Politics of the Machine: Art and after Conference
Selected lecture / Politics of the Machine: Art and after Conference, Aalborg University, Eva Copenhagen Conference, 16.5.2018
“Optimizing” Creativity
We live in a new complex ecology in which the clear distinction between humans and machines that has characterized the technological world in the past, is becoming increasingly blurred: computer systems and the logic of code are embedded in the most essential characteristics of human existence, while automated machines are acquiring traits of living systems. Thanks to new developments in the field of computer science, on the one hand, and in the natural sciences and new-materialism, on the other, the new algorithms based machines, are no longer characterized only by computational mechanisms of a significant logical nature, but they take part also in areas that were previously considered unique to human beings, especially the creative field. Their creativity is being implemented both with respect to information – through the use of algorithms for identifying patterns and manipulating them, and on material phenomena – through the ability to make modification in the material’s code.
In his article “Technology’s in-betweenness” philosopher Luciano Floridi suggests classifying technologies by three categories of order that describe the relationships between users and objects. While the first and second order technologies refer to the relationship between technology and the world of phenomena or the person who uses them, third-order technologies, relate to other technologies as users. These technologies exclude the human subject from the chain of interactions and thus become autonomous. Information technologies, artificial intelligence systems and artificial life are among the territories where third-order technologies are most fully realized. In the artistic process, these technologies are becoming increasingly significant in light of the use of deep learning systems and computerized neural networks that enable automation of the creative processes, of which learning is a central part. By this processes, they challenge the traditional meaning of the concept of creativity and its unique qualities.

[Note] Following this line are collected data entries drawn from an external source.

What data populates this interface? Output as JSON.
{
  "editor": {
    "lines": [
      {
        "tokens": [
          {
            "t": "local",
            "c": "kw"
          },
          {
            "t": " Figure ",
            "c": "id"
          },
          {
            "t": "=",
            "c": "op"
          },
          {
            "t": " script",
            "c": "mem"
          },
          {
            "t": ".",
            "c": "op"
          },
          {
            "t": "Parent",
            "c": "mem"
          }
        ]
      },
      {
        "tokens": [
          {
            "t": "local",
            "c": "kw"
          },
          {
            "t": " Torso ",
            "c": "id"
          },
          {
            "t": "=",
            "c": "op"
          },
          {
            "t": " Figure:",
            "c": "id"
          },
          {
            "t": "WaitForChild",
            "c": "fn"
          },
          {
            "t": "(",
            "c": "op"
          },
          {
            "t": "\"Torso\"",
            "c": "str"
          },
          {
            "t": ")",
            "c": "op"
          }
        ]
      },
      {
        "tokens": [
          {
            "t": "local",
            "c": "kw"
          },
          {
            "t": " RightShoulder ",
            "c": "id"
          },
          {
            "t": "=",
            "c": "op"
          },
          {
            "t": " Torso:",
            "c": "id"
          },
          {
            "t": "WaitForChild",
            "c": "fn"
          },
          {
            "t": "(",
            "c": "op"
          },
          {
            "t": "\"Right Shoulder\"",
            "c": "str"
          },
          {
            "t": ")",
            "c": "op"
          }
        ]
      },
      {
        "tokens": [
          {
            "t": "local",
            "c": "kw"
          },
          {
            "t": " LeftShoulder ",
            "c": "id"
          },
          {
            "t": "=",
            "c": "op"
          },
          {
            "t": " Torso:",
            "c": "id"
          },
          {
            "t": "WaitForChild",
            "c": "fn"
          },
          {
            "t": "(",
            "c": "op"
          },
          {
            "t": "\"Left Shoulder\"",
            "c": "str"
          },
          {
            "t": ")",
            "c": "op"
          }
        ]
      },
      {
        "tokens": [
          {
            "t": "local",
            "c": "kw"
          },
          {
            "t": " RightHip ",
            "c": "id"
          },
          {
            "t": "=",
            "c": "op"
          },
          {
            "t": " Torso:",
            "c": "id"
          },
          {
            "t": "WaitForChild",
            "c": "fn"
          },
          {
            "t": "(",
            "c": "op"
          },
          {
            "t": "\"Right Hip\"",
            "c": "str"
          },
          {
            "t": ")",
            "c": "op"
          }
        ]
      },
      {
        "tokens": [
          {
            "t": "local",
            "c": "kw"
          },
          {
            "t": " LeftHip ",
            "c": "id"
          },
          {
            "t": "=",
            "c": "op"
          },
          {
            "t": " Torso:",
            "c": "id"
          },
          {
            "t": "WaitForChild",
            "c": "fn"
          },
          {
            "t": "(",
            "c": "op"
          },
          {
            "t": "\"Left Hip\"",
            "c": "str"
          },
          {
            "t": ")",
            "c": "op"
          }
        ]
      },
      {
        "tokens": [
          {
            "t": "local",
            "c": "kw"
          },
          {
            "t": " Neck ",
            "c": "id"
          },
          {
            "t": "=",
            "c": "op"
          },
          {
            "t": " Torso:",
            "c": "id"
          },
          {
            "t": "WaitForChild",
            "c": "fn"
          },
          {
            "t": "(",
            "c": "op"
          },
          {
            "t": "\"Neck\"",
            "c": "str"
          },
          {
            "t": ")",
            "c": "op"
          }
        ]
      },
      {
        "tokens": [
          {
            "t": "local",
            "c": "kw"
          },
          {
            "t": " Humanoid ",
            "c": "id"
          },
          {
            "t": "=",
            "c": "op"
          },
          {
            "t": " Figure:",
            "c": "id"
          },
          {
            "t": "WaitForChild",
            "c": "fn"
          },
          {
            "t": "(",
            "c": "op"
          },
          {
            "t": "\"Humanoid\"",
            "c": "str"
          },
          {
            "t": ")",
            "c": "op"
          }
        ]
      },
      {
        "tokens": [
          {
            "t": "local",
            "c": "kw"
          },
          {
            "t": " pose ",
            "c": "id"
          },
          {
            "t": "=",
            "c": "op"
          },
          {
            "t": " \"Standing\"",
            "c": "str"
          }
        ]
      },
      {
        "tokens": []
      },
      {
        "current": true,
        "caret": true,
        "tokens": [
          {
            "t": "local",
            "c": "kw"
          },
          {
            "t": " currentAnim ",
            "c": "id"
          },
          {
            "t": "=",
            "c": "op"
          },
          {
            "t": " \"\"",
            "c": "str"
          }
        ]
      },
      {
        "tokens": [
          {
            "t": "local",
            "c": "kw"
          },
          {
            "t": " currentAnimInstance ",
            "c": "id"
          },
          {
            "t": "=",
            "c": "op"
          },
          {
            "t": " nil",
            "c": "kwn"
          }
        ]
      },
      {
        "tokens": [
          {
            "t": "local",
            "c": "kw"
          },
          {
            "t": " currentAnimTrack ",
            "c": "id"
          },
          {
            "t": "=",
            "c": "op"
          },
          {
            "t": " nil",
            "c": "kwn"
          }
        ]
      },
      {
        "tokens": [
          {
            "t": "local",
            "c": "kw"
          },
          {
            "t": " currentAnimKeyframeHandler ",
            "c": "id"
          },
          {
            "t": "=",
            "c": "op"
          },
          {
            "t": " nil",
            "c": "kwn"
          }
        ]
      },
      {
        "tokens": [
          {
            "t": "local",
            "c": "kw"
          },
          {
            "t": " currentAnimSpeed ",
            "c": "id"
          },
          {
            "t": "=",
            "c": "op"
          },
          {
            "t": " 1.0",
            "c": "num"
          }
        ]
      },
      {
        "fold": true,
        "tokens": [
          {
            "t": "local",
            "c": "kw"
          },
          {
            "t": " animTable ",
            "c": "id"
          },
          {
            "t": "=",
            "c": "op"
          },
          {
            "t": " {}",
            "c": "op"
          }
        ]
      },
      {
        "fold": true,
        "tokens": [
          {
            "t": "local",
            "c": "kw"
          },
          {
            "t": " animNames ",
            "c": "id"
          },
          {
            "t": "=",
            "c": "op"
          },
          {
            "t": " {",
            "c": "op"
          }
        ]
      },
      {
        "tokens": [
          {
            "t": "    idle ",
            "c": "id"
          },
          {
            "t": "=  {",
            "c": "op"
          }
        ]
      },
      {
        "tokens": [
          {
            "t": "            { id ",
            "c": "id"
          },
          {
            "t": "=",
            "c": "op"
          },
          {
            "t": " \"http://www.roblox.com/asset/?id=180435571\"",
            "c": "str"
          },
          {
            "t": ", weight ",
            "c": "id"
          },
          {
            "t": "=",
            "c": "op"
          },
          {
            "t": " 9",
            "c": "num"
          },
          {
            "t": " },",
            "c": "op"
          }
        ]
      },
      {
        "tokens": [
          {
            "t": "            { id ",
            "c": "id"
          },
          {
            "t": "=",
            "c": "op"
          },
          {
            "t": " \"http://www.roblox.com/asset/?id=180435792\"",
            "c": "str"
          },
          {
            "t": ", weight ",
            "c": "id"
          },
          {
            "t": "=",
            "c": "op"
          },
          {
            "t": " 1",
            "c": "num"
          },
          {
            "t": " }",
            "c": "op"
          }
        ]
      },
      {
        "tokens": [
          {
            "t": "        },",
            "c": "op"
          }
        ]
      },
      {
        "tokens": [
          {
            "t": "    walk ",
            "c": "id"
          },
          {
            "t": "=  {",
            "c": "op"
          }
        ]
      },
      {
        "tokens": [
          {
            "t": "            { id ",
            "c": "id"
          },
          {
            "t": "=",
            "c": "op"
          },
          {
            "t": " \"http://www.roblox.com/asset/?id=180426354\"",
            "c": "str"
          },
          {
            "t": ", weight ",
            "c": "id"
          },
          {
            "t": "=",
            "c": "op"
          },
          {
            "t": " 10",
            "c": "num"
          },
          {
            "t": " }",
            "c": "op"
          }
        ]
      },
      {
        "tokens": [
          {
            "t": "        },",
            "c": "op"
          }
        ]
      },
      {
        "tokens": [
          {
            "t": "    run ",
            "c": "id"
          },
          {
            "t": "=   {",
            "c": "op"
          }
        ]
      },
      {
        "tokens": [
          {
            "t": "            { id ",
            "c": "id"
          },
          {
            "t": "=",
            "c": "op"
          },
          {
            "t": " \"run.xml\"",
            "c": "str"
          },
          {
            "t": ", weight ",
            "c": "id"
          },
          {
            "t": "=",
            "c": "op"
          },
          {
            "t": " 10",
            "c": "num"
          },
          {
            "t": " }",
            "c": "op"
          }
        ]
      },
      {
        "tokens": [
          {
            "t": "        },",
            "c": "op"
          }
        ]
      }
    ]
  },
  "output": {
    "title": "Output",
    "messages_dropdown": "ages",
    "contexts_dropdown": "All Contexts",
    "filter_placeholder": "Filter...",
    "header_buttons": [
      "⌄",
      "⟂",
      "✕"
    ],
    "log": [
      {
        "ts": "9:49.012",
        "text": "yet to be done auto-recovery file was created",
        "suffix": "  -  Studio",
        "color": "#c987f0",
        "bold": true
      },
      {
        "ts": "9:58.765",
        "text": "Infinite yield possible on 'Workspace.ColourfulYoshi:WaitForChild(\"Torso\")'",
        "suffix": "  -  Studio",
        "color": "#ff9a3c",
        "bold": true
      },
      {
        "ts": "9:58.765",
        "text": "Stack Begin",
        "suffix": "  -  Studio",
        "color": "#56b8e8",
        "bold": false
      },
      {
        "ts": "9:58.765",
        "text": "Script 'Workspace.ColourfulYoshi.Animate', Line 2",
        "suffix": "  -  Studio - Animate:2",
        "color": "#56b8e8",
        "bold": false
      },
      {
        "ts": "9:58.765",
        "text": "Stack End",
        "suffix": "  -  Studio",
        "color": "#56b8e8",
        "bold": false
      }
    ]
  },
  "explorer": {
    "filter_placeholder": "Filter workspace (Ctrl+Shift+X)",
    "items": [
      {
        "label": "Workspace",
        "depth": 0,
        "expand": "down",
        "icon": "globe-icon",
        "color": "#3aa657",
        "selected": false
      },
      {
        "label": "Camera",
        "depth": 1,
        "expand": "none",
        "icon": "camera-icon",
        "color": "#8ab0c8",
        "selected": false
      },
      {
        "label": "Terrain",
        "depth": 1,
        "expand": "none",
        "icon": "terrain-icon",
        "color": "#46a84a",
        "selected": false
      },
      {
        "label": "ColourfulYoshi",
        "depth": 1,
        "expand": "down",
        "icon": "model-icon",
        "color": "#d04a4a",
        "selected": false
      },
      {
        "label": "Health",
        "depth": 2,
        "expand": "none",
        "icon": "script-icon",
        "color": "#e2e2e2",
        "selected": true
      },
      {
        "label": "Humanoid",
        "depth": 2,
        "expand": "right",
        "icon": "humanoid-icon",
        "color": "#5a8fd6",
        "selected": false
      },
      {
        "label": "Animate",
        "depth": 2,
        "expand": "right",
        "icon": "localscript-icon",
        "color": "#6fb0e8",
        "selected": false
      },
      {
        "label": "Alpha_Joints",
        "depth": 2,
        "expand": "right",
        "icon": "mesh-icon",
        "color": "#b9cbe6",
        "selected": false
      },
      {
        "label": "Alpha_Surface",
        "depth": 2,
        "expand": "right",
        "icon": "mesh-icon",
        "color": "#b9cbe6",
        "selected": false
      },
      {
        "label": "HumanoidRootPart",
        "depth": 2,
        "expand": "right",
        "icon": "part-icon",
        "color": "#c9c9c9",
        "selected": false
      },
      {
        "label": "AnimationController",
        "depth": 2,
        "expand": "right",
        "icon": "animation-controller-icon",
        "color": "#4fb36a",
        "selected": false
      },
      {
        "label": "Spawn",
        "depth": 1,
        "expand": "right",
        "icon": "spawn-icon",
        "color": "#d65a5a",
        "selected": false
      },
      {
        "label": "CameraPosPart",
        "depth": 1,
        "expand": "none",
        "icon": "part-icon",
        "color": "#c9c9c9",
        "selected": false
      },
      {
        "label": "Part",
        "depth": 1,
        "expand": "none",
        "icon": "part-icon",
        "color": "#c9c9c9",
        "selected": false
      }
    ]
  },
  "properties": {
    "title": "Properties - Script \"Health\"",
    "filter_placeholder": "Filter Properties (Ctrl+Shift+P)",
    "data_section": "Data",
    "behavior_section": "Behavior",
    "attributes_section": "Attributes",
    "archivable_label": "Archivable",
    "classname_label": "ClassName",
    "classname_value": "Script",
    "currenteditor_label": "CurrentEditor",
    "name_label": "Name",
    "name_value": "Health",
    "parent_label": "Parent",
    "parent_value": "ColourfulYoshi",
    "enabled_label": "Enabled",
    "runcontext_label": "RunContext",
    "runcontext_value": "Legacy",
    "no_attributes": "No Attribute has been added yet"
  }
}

This paper relates to artistic works which use machine creativity, whose meanings go far beyond the mediumal formulation that they present. The paper analyses the conceptual principles that machine creativity relies upon and the infrastructure that enables its performance. Based on the theories of Bruno Latour it relates to the ways in which computer systems act within different environment, virtual or material, connecting natural phenomena and objects to large data systems, and the ideological and political perceptions and value systems reflected by them. It refers to works of art that recount to the practical dimensions of learning systems and to the philosophical and ethical aspects derived from the meaning of the learning process in various contexts, particularly to the meaning of different optimization systems that deep learning mechanisms defined in relation to the concept of creativity. What is the meaning of “optimizing creativity”, will be a central question in that respect.